«Se Silvio passa all'opposizione significa che ha già chiuso un accordo con Beppe Grillo». Certamente si è spinto un po' troppo in là, ma quando giorni fa Umberto Bossi ha teorizzato un gioco di sponda tra Berlusconi e il M5S nessuno poteva prevedere che di lì a poco una comunanza d'interessi si sarebbe davvero venuta a creare. Erano le ore in cui il Cavaliere formalizzava la sua uscita dalla maggioranza e durante una riunione a Montecitorio del gruppo parlamentare della Lega il Senatùr non ci aveva girato troppo intorno: «Se Berlusconi rompe vuol dire che ha la certezza che Grillo non farà da stampella a Enrico Letta, lo schema inizialmente immaginato da Bersani. Tra i due evidentemente deve esserci un canale di comunicazione».
Uno scenario suggestivo quello evocato da Bossi, ai limiti dell'inverosimile. Anche se, dopo la sentenza della Corte Costituzione, sul fronte della legge elettorale una certa saldatura tra Forza Italia e M5S si è venuta a creare. Un asse «tattico», perché lo spiega il Cavaliere incontrando alcuni dirigenti azzurri nella sede di Forza Italia a piazza San Lorenzo in Lucina nell'immediato «bisogna battere sul fatto che questo Parlamento non ha il diritto di andare avanti oltre perché privo di legittimità» ma in prospettiva dobbiamo decidere quale direzione effettivamente prendere.
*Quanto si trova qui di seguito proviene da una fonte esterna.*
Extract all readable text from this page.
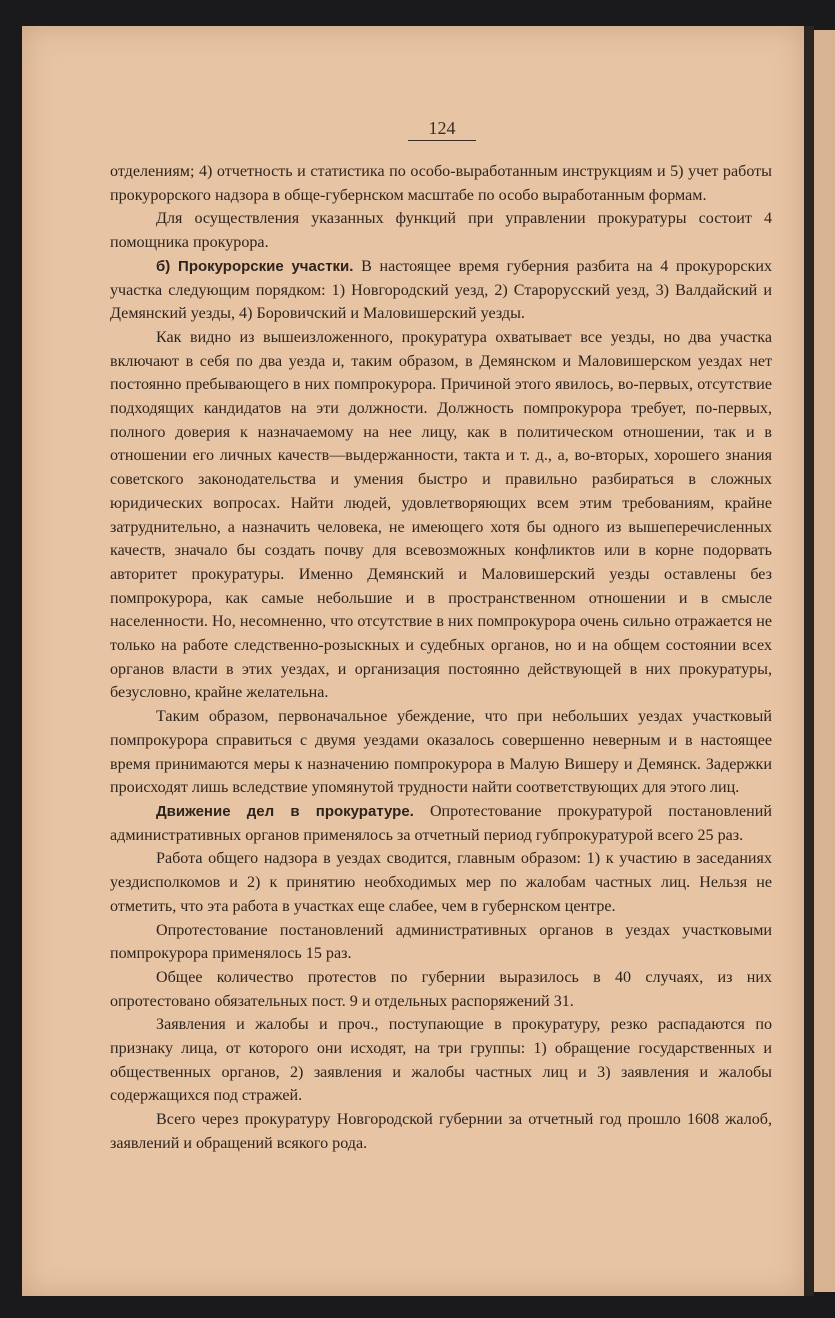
124

отделениям; 4) отчетность и статистика по особо-выработанным инструкциям и 5) учет работы прокурорского надзора в обще-губернском масштабе по особо выработанным формам.

Для осуществления указанных функций при управлении прокуратуры состоит 4 помощника прокурора.

б) Прокурорские участки. В настоящее время губерния разбита на 4 прокурорских участка следующим порядком: 1) Новгородский уезд, 2) Старорусский уезд, 3) Валдайский и Демянский уезды, 4) Боровичский и Маловишерский уезды.

Как видно из вышеизложенного, прокуратура охватывает все уезды, но два участка включают в себя по два уезда и, таким образом, в Демянском и Маловишерском уездах нет постоянно пребывающего в них помпрокурора. Причиной этого явилось, во-первых, отсутствие подходящих кандидатов на эти должности. Должность помпрокурора требует, по-первых, полного доверия к назначаемому на нее лицу, как в политическом отношении, так и в отношении его личных качеств—выдержанности, такта и т. д., а, во-вторых, хорошего знания советского законодательства и умения быстро и правильно разбираться в сложных юридических вопросах. Найти людей, удовлетворяющих всем этим требованиям, крайне затруднительно, а назначить человека, не имеющего хотя бы одного из вышеперечисленных качеств, значало бы создать почву для всевозможных конфликтов или в корне подорвать авторитет прокуратуры. Именно Демянский и Маловишерский уезды оставлены без помпрокурора, как самые небольшие и в пространственном отношении и в смысле населенности. Но, несомненно, что отсутствие в них помпрокурора очень сильно отражается не только на работе следственно-розыскных и судебных органов, но и на общем состоянии всех органов власти в этих уездах, и организация постоянно действующей в них прокуратуры, безусловно, крайне желательна.

Таким образом, первоначальное убеждение, что при небольших уездах участковый помпрокурора справиться с двумя уездами оказалось совершенно неверным и в настоящее время принимаются меры к назначению помпрокурора в Малую Вишеру и Демянск. Задержки происходят лишь вследствие упомянутой трудности найти соответствующих для этого лиц.

Движение дел в прокуратуре. Опротестование прокуратурой постановлений административных органов применялось за отчетный период губпрокуратурой всего 25 раз.

Работа общего надзора в уездах сводится, главным образом: 1) к участию в заседаниях уездисполкомов и 2) к принятию необходимых мер по жалобам частных лиц. Нельзя не отметить, что эта работа в участках еще слабее, чем в губернском центре.

Опротестование постановлений административных органов в уездах участковыми помпрокурора применялось 15 раз.

Общее количество протестов по губернии выразилось в 40 случаях, из них опротестовано обязательных пост. 9 и отдельных распоряжений 31.

Заявления и жалобы и проч., поступающие в прокуратуру, резко распадаются по признаку лица, от которого они исходят, на три группы: 1) обращение государственных и общественных органов, 2) заявления и жалобы частных лиц и 3) заявления и жалобы содержащихся под стражей.

Всего через прокуратуру Новгородской губернии за отчетный год прошло 1608 жалоб, заявлений и обращений всякого рода.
Ragionare, cioè, su quale sia il sistema elettorale migliore. «Per fare questo aggiunge Berlusconi durante una delle riunioni bisogna innanzi tutto approfondire gli esiti della sentenza studiando le motivazioni e poi aspettare che si posizionino tutti gli altri, a partire da Matteo Renzi». Perché quel che vorrà fare il futuro segretario del Pd sarà determinante per capire se davvero esistono margini per buttare giù una nuova legge elettorale a breve e tornare alle urne prima dell'estate (che è esattamente quello che non vuole il Pd che fa capo a Letta e il Ncd di Angelino Alfano, oltre - superfluo dirlo - al Quirinale). Non è un caso che al momento il Cavaliere non escluda di sfidare in qualche modo Renzi sul terreno della riforma elettorale nel caso in cui il sindaco di Firenze alla fine decida per il basso profilo per preservare la tenuta del governo.
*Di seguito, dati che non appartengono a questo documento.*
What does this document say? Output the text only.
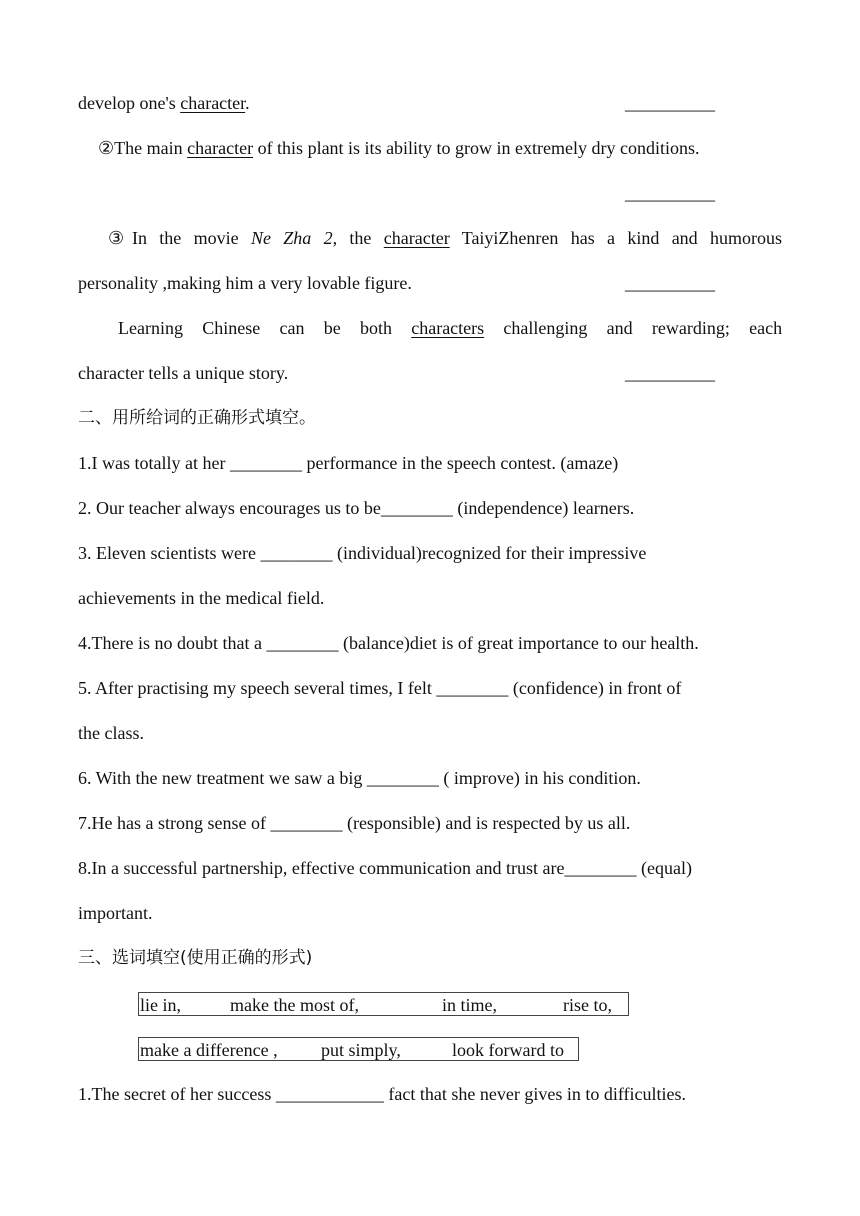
develop one's character.	__________
②The main character of this plant is its ability to grow in extremely dry conditions.
__________
③In the movie Ne Zha 2, the character TaiyiZhenren has a kind and humorous
personality ,making him a very lovable figure.	__________
Learning Chinese can be both characters challenging and rewarding; each
character tells a unique story.	__________
二、用所给词的正确形式填空。
1.I was totally at her ________ performance in the speech contest. (amaze)
2. Our teacher always encourages us to be________ (independence) learners.
3. Eleven scientists were ________ (individual)recognized for their impressive
achievements in the medical field.
4.There is no doubt that a ________ (balance)diet is of great importance to our health.
5. After practising my speech several times, I felt ________ (confidence) in front of
the class.
6. With the new treatment we saw a big ________ ( improve) in his condition.
7.He has a strong sense of ________ (responsible) and is respected by us all.
8.In a successful partnership, effective communication and trust are________ (equal)
important.
三、选词填空(使用正确的形式)
lie in,	make the most of,	in time,	rise to,
make a difference , put simply,	look forward to
1.The secret of her success ____________ fact that she never gives in to difficulties.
Quel che è certo, dunque, è che nell'immediato tra Forza Italia e M5S potrebbe crearsi una sorta di convergenza movimentista. Non un caso che ieri, nella commissione Attività produttive della Camera, l'azzurro Ignazio Abrignani abbia sfiorato il colpaccio arrivando a un solo voto dal mandare sotto il governo sulla legge di Stabilità. E che una forte consonanza ci sia lo si coglie non solo dalla linea scelta dal presidente dei deputati di Forza Italia Renato Brunetta che definisce il Parlamento «illegittimo» e dubita della legittimità pure di Giorgio Napolitano (eletto proprio da quelle Camere), ma anche da quanto siano tesi i nervi in casa del Ncd. Dopo la presentazione del nuovo simbolo, infatti, un preoccupato Fabrizio Cicchitto si apparta con i ministri Maurizio Lupi e Gaetano Quagliariello per puntare il dito contro «il modello eversivo che stanno seguendo M5S e Forza Italia» a cui sulla riforma della legge elettorale starebbe fornendo sponda il capogruppo del Pd Roberto Speranza.
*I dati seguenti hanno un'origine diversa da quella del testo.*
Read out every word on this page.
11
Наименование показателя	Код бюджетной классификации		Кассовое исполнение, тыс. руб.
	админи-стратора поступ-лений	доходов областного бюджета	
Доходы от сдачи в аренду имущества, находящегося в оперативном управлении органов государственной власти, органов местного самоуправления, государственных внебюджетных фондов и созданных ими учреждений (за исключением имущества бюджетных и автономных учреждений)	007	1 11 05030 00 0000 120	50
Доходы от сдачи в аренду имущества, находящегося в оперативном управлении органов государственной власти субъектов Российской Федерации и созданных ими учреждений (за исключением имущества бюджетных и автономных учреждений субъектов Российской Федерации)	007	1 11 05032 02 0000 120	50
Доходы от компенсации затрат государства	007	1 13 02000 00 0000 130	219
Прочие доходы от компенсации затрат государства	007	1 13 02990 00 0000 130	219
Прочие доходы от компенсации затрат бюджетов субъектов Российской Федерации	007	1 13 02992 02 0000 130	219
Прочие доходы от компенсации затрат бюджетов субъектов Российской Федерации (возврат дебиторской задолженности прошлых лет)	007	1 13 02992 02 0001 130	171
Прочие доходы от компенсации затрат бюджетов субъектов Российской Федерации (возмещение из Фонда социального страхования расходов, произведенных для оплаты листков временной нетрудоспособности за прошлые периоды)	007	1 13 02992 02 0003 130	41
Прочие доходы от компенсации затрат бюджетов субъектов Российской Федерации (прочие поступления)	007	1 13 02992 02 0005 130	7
Sul fronte del movimento, intanto, Berlusconi si dedica alla convention che domenica lancerà i Club Forza Silvio all'Auditorium della Conciliazione a Roma. Un appuntamento di cui ieri il Cavaliere si occupa in una riunione operativa con Marcello Fiori (ex braccio destro di Guido Bertolaso alla Protezione civile, oggi responsabile dei Club) e pochi parlamentari (tra cui Daniele Capezzone, Gregorio Fontana, Antonio Palmieri e Manuela Repetti).